Beitrag: # 1096Ungelesener Beitrag sapusk
Di 12. Jan 2021, 15:51

Auch diese Informationen kann man seit etwa 10 Jahren im Bundesarchiv in Koblenz einsehen. Die Regimentsnummen sind bis heute unbekannt geblieben. Die Stationierung erfolgte damals quasi Hals über Kopf und war eine Folge der Auswertung eines bekannten Konfliktes. Die Zuordnung der einzelnen Abteilungen zu den jeweiligen Regimentern ist im Detail unbekannt bzw. unbestätigt geblieben aber lässt sich grundsätzlich aus den Stationierungsorten ableiten. Der exakte Standort des Regimentsstabes ist mir im Falle Stendal leider verborgen geblieben. Vermutlich eine Kaserne im Stadtgebiet bzw. am Stadtrand. Nicht jedoch auf dem Flugplatz.
Aber wie schon darauf verwiesen, das hat alles nichts mit S-75 zu tun.

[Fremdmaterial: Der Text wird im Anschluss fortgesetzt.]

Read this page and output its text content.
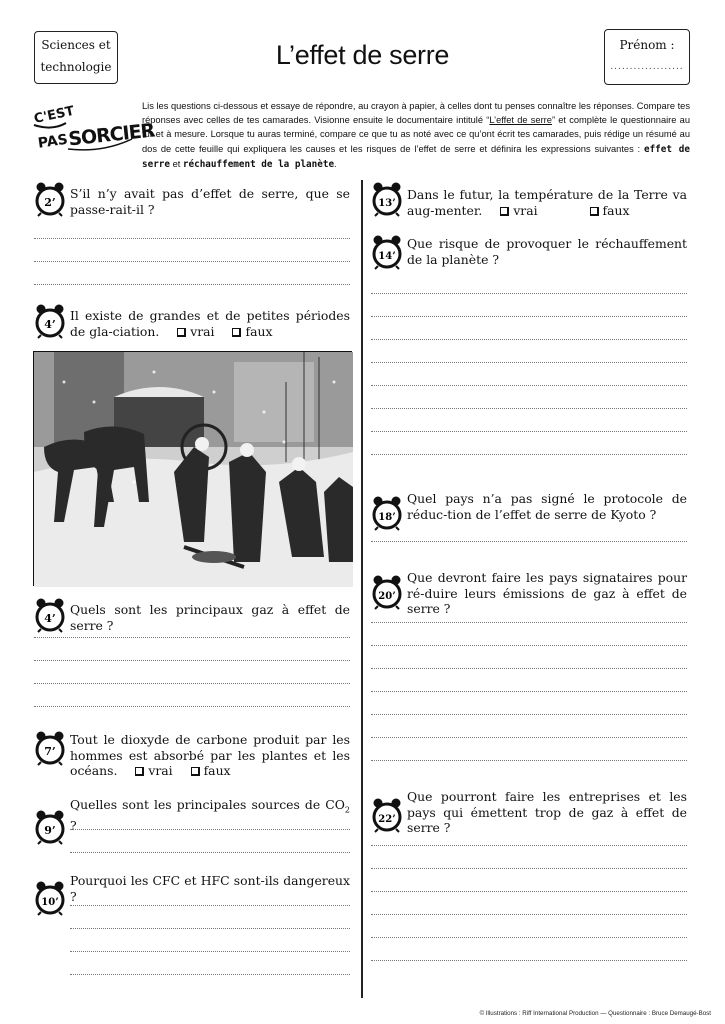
Sciences et
technologie	L’effet de serre	Prénom :
...................
C'EST
PAS
SORCIER
Lis les questions ci-dessous et essaye de répondre, au crayon à papier, à celles dont tu penses connaître les réponses. Compare tes réponses avec celles de tes camarades. Visionne ensuite le documentaire intitulé “L’effet de serre” et complète le questionnaire au fur et à mesure. Lorsque tu auras terminé, compare ce que tu as noté avec ce qu’ont écrit tes camarades, puis rédige un résumé au dos de cette feuille qui expliquera les causes et les risques de l’effet de serre et définira les expressions suivantes : effet de serre et réchauffement de la planète.
2’
S’il n’y avait pas d’effet de serre, que se passe-rait-il ?
4’
Il existe de grandes et de petites périodes de gla-ciation. vrai faux
4’
Quels sont les principaux gaz à effet de serre ?
7’
Tout le dioxyde de carbone produit par les hommes est absorbé par les plantes et les océans. vrai faux
9’
Quelles sont les principales sources de $CO_2$ ?
10’
Pourquoi les CFC et HFC sont-ils dangereux ?
13’
Dans le futur, la température de la Terre va aug-menter. vrai	faux
14’
Que risque de provoquer le réchauffement de la planète ?
18’
Quel pays n’a pas signé le protocole de réduc-tion de l’effet de serre de Kyoto ?
20’
Que devront faire les pays signataires pour ré-duire leurs émissions de gaz à effet de serre ?
22’
Que pourront faire les entreprises et les pays qui émettent trop de gaz à effet de serre ?
© Illustrations : Riff International Production — Questionnaire : Bruce Demaugé-Bost
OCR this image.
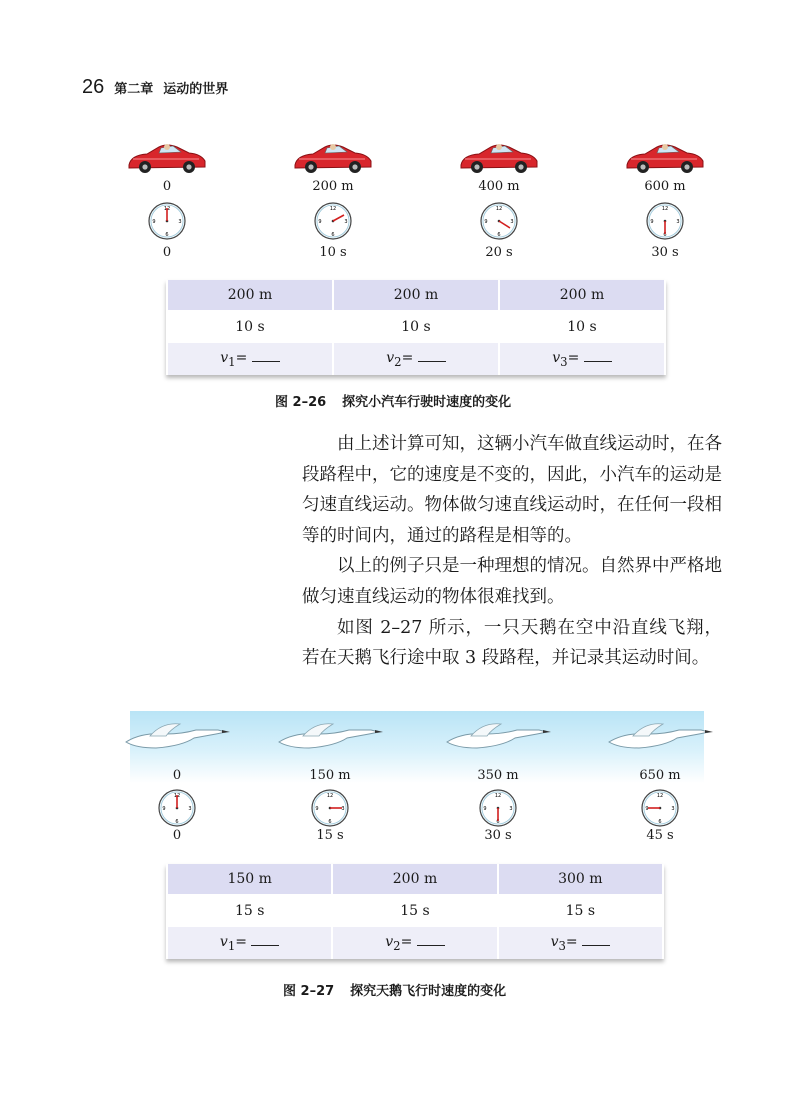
26 第二章 运动的世界
0
0
200 m
10 s
400 m
20 s
600 m
30 s
200 m	200 m	200 m
10 s	10 s	10 s
$v_1=$	$v_2=$	$v_3=$
图 2–26 探究小汽车行驶时速度的变化

由上述计算可知，这辆小汽车做直线运动时，在各段路程中，它的速度是不变的，因此，小汽车的运动是匀速直线运动。物体做匀速直线运动时，在任何一段相等的时间内，通过的路程是相等的。

以上的例子只是一种理想的情况。自然界中严格地做匀速直线运动的物体很难找到。

如图 2–27 所示，一只天鹅在空中沿直线飞翔，若在天鹅飞行途中取 3 段路程，并记录其运动时间。

0
0
150 m
15 s
350 m
30 s
650 m
45 s
150 m	200 m	300 m
15 s	15 s	15 s
$v_1=$	$v_2=$	$v_3=$
图 2–27 探究天鹅飞行时速度的变化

Übrigens lohnt ein Blick in das Buch von Hr Finke "Hüter des Luftraums". Hier werden die Hintergründe einiger Umstrukturierungen beschrieben. Es soll aber Fehler im Buch geben weil Dokumente nachkontrolliert wurden und sich diese Aussagen als Planungen heraus gestellt hatten. Auch im Buch "BND kontra Sowjetarmee" aus dem gleichen Verlag sind ein paar Stationierungsangaben zu den sowjetischen Wolchow zu finden.

Grundsätzlich wurden die Wolchow-Stellungen zum Schutz der Stationierungsorte angelegt. Nicht so wie die NVA es in Form von Gürteln oder Linien gemacht hatte. Die Wolchow-Regimenter gab es auf Ebene der Armeen und der Gruppe. Interessant sind die Wolchow-Stellungen an der Oder, hier ging es ganz offensichtlich um die Absicherung der Übergänge über die Oder. Aber damals ging es hinsichtlich der Struktur immer irgendwie hin und her. Oder aber der aktuelle Stand der westlichen Nachrichtendienste änderte sich jährlich weil sdie Erfassungen variierten bzw. diese neu interpretiert wurden. Manchmal ist auch einfach so eine Abteilung von einer Stadt zur nächsten verlegt worden. In der Rückschau wirkt das dann natürlich wie zwei vorhandene Stellungen.